LETTER: Don’t neglect insects when burning prairie
April 18, 2009
I see that the Science II prairie was burned — all of it!
The Science II Prairie Web site states that burns will occur “on alternate sides of the walk that goes through the prairie.” This did not happen.
I realize this is a planting, a fake prairie, and it lacks the diversity of either a prairie remnant or a high quality prairie planting, but still — burning 100 percent is the wrong example to teach.
This burn should be about teaching management to natural resource ecology and management students — our future land managers and ecological restorationists. The burn should incorporate what has been learned over the last 20 years: don’t burn it all.
I understand that it is much easier to ring a fire and burn everything, but easy is not necessarily better.
When Iowa was the tall grass prairie state, when fire was set by Native Americans or lightning, it could burn across the landscape for days at a time. But there remained unburned prairies: refugia. Not so anymore. Our Iowa prairies are, for the most part, postage-stamp size and delineated by agriculture, corn and soybeans.

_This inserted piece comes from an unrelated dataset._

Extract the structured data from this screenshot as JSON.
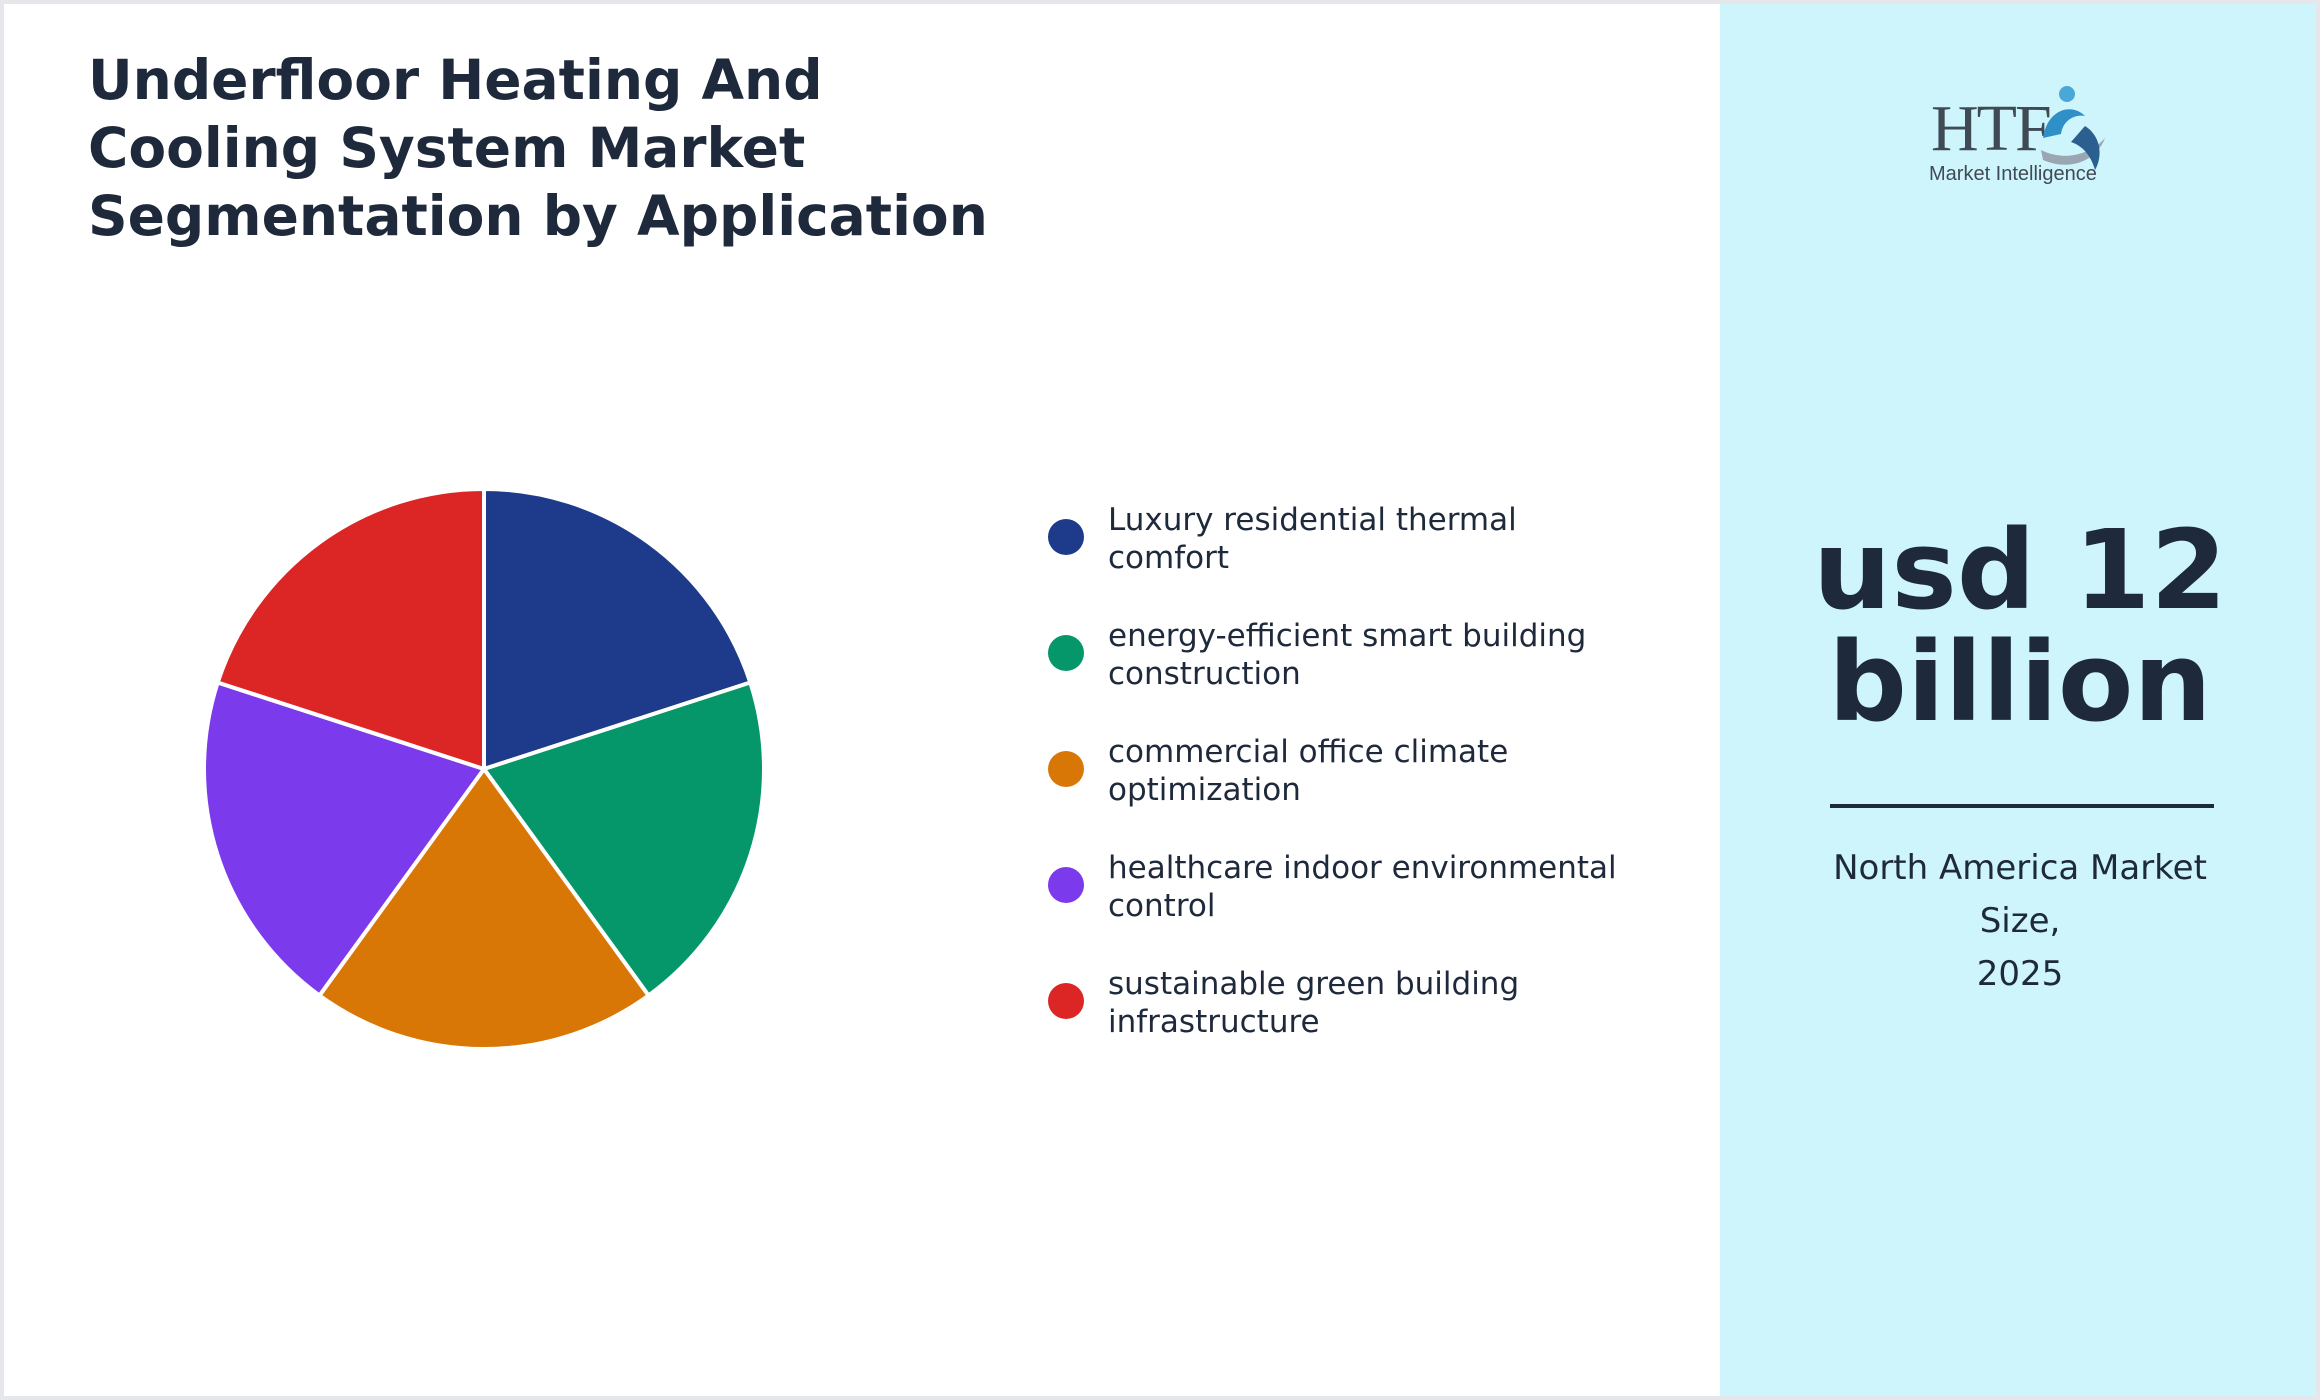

Prairie ecology seems to be about plants and birds. Consider however, the insects, many of which are now eggs, larvae and pupae, with no wings to escape a fire. Why is there no list of insects associated with this prairie? As an example, the Science II prairie plant list includes Mirabilis nyctaginea. Have the four species of micro moths (Neoheliodines nyctaginella, Neoheliodines cliffordi, Aetole tripunctella, and Embola ionis) host specific to Mirabilis nyctaginea been documented? Has anyone even looked for them?
Insects are over half of the named and described species on planet earth. These numbers can probably be extrapolated to Iowa.
If insects are so speciose, why then are they virtually ignored by land managers and most ecology students? Why is a basic entomology course not required for all NREM students as well as all biology majors? Prairie, forest, savannah, riparian and fen plants are pretty well documented. I dare say the birds are well-known as well. When will we begin to include the insects?
Until NREM and biology students are introduced to the 50 percent of life that are insects (Entomology 370), their ecological education at Iowa State is incomplete.
Next time, before you burn the Science II prairie, consider reading and heeding your own management plan.
Leave some areas unburned, for the insects and as a hands-on management lesson for students.